At the T-RAD Clinic, only one in five patients come in with a condition that is easily identifiable by a medical doctor without the aid of a lab test.
The doctors rely on lab results for diagnoses because there are several diseases common to the area which manifest the same symptoms. If a patient, for example, suffers from diarrhea, fever, and a headache, it could be dengue or malaria which are both mosquitoborne jungle diseases. Or it could be worms from some ill-prepared food the villager has eaten. Or it could be anemia, a common south-eastern Asia hereditary disease that causes a reduction in redblood cells.
Dr. Sha, T-RAD Clinic Medical Director, recognizes the importance of a lab in medical care and discusses the impact the T-RAD Clinic lab has had on people in the area.

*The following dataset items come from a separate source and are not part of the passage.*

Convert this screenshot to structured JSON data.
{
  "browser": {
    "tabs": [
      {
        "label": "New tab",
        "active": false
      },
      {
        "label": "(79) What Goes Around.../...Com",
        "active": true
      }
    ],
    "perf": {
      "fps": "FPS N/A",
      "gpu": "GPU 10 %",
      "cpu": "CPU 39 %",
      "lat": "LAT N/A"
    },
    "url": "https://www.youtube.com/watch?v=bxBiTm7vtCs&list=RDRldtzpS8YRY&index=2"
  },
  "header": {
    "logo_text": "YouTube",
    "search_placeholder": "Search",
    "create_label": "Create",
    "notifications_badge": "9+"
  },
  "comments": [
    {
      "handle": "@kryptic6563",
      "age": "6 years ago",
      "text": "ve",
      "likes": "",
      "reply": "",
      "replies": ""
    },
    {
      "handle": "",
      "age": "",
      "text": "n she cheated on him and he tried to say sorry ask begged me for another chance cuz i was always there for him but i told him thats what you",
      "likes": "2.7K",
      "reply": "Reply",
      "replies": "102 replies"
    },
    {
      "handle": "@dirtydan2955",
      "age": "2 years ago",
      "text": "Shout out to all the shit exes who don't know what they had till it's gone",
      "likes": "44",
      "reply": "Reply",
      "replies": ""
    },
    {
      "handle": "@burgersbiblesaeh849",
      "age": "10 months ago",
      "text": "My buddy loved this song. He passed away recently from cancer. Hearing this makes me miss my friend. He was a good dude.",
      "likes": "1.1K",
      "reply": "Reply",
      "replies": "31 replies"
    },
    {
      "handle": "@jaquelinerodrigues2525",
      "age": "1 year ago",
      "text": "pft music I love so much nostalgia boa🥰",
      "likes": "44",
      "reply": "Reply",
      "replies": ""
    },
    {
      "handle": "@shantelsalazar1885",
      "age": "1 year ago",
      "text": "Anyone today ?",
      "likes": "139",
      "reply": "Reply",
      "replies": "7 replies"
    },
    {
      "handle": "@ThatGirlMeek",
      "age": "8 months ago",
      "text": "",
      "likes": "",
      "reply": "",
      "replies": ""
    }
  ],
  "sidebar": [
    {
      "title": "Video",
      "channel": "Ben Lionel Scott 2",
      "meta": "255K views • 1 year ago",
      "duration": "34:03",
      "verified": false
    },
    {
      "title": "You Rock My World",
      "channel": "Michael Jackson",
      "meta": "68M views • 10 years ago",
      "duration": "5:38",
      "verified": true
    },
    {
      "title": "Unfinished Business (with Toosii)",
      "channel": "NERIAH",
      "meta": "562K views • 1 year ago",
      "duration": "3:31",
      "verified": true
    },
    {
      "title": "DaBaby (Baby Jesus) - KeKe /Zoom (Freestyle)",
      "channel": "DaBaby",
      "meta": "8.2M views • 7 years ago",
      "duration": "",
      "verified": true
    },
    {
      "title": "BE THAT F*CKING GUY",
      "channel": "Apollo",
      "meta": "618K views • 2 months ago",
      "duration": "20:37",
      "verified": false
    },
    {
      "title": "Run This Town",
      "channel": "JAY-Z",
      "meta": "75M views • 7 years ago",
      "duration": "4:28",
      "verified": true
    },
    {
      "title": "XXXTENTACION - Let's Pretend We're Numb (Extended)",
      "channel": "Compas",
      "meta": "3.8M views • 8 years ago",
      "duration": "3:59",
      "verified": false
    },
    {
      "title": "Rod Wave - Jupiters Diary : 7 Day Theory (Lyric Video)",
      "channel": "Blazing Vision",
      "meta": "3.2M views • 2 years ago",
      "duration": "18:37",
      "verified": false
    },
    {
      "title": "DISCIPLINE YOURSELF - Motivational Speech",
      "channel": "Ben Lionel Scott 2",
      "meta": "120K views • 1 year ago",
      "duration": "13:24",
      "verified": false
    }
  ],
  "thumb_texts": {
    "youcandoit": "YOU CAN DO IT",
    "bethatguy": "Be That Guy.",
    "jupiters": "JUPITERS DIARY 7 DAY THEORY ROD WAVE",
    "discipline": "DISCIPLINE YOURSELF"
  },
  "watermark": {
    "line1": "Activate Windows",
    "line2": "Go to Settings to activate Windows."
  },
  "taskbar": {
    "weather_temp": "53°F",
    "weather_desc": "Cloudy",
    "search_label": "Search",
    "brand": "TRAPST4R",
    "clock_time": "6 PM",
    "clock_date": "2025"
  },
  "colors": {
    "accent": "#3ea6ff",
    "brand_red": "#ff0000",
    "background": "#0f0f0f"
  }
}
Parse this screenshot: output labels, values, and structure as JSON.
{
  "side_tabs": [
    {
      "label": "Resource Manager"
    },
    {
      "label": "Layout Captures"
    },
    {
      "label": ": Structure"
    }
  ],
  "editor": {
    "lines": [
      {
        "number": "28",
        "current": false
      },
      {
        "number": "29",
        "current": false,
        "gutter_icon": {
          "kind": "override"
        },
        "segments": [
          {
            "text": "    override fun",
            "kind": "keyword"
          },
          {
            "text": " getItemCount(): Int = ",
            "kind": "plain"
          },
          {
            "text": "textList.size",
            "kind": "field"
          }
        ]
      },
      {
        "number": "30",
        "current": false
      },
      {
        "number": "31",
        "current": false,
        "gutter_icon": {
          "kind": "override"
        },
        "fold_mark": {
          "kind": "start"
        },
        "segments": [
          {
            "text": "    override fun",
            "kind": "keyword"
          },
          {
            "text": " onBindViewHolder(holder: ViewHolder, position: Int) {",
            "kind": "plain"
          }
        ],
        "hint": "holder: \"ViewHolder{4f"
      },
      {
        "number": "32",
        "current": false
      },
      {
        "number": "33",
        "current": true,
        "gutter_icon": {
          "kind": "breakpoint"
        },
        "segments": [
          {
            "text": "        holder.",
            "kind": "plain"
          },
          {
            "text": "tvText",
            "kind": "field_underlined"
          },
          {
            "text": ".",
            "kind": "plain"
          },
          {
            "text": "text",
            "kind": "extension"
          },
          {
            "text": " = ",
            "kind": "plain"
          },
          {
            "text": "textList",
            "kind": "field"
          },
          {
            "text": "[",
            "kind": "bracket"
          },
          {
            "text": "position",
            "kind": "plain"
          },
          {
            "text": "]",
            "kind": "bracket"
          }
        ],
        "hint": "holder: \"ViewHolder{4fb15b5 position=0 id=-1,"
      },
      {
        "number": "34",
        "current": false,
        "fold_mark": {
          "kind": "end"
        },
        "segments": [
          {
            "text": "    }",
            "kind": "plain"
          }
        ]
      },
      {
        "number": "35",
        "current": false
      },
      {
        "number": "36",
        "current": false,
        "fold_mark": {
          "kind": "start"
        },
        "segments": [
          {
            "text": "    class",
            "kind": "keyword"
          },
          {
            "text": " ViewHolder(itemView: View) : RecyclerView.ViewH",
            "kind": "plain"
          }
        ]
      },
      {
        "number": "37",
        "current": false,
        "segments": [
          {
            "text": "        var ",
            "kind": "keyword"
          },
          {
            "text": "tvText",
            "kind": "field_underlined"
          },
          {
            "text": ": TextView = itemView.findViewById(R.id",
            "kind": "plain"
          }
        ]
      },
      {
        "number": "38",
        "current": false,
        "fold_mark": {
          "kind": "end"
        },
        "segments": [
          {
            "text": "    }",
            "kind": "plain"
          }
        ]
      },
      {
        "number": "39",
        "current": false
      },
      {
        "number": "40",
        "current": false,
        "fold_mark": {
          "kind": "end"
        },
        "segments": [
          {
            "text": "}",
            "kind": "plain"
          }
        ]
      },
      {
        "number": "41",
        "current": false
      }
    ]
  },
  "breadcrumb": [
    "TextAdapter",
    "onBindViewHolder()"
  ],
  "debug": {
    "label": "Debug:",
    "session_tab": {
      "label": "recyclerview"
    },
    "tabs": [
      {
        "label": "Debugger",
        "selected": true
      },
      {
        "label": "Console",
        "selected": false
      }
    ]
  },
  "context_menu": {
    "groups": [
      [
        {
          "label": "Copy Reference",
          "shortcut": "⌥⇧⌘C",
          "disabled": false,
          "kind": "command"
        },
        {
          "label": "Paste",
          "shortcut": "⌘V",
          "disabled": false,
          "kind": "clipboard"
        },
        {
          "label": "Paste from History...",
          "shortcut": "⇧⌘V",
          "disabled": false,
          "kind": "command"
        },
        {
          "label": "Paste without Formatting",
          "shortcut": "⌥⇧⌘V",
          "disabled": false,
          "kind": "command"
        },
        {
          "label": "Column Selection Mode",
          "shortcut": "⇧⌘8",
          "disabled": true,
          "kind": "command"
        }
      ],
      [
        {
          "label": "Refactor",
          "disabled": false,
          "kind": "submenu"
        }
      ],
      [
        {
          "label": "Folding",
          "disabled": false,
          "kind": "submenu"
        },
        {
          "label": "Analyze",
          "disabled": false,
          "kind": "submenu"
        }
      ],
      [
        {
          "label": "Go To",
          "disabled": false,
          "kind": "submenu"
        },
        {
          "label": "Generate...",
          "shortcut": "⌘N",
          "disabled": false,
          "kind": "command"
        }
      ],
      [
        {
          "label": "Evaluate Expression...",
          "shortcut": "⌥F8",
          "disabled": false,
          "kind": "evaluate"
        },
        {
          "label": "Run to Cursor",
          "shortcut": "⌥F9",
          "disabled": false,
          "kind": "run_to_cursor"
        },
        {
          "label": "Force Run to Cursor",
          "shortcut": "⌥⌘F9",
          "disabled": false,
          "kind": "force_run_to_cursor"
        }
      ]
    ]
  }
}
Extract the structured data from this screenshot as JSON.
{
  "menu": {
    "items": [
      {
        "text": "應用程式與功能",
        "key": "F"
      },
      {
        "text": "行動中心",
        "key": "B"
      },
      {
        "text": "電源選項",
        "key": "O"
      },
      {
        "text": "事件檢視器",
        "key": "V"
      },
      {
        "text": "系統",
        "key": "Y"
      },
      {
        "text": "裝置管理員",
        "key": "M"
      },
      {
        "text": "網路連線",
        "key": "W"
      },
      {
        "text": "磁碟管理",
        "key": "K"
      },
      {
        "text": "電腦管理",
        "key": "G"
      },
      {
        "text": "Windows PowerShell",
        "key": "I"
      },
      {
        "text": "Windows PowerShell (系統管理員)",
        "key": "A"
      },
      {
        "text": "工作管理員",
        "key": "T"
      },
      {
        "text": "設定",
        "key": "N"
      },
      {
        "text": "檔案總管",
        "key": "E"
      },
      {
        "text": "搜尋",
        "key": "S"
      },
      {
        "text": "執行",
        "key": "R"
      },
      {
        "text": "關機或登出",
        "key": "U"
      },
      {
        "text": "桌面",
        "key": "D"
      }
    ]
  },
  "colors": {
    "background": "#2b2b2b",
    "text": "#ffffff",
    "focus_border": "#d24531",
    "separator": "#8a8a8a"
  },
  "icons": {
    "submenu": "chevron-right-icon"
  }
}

“Twenty-thousand patients in two years is a large quantity for any clinic, but it is enormous considering that the entire population of the Ler Doh (Kyaukkyi) township is 113,000. However, not all patients come from this area. Some Karen travel for hours to receive treatment from the T-RAD Clinic. The group in charge of the Karen State’s health care is called the Karen Department of Health and Welfare (KDHW). Due to their struggles with civil war, the Karen have almost no medical resources compared to the rest of Myanmar. There is very little training, few medical clinics, and understaffing.
For many in Karen State, the nearest treatment facility with a laboratory is T-RAD, which is unassociated with any medical division. Every year during rainy season, the Karen face additional difficulties because of the increase in mosquitoes causing dengue and malaria. Dengue reduces white-blood cells, while malaria attacks red-blood cells. The only way to tell is to examine the blood under a microscope. Our laboratory has three main tools. The microscope is the primary tool for diagnosis used in the lab. The second is a biomedical machine. The third machine performs a test called immunoassay. These are three fundamental tools in any laboratory, but the other labs in the Ler Doh (Kyaukkyi) area will at best only have two out of those three testing capabilities, due to the remoteness of the area. It is a long and expensive drive to Yangon (four hours away). When a machine breaks down, or a lens in a microscope cracks, it can take over
two weeks for a specialist to arrive and fix the problem. Additionally, the labs rarely have enough trained technicians, as experienced technicians prefer to work in Yangon. To accommodate the neighboring labs’ needs, the T-RAD Clinic will lend these labs a microscope or even test the samples themselves, giving results in 2-3 hours rather than taking 2-3 weeks from Yangon.
Recently, the T-RAD Clinic lab initiated another strategy for meeting the high demand of lab technicians and the need in KDHW areas, where they have yet to develop a lab technician training
program. The T-RAD Clinic started their own program that trains technicians from different labs in specialized fields. This past month, the clinic trained and housed two visitors. Saw Kyi Lin was trained in blood transfusions and Saw Eh K’lie in malaria.”
As the lab grows, Dr. Sha hopes to increase the number of students to whom they can offer lab training.
The laboratory at the T-RAD Clinic fills multiple roles and offers benefits in diagnoses, inter-clinic assistance, and training, but Dr. Sha, at the end of the interview, is quick to draw attention away from the clinic laboratory itself and redirect it toward its mission in Ler Doh (Kyaukkyi):
“The T-RAD Clinic laboratory is not only for T-RAD and for our Physician’s Assistant program. It is very helpful for the wellbeing of the people around Ler Doh and the three other townships nearby. Their patients are relying on our laboratory services as well as a few KDHW clinics. Yes, we started this work as part of our PA program, but as we are praying and serving, we are seeing that it is becoming a blessing for many more people in the country than we can see or imagine. We believe that this is truly God working through us, showing us how to serve the people He loves. We will continue listening to what He is telling us, and we will continue to serve through our T-RAD Clinic laboratory.”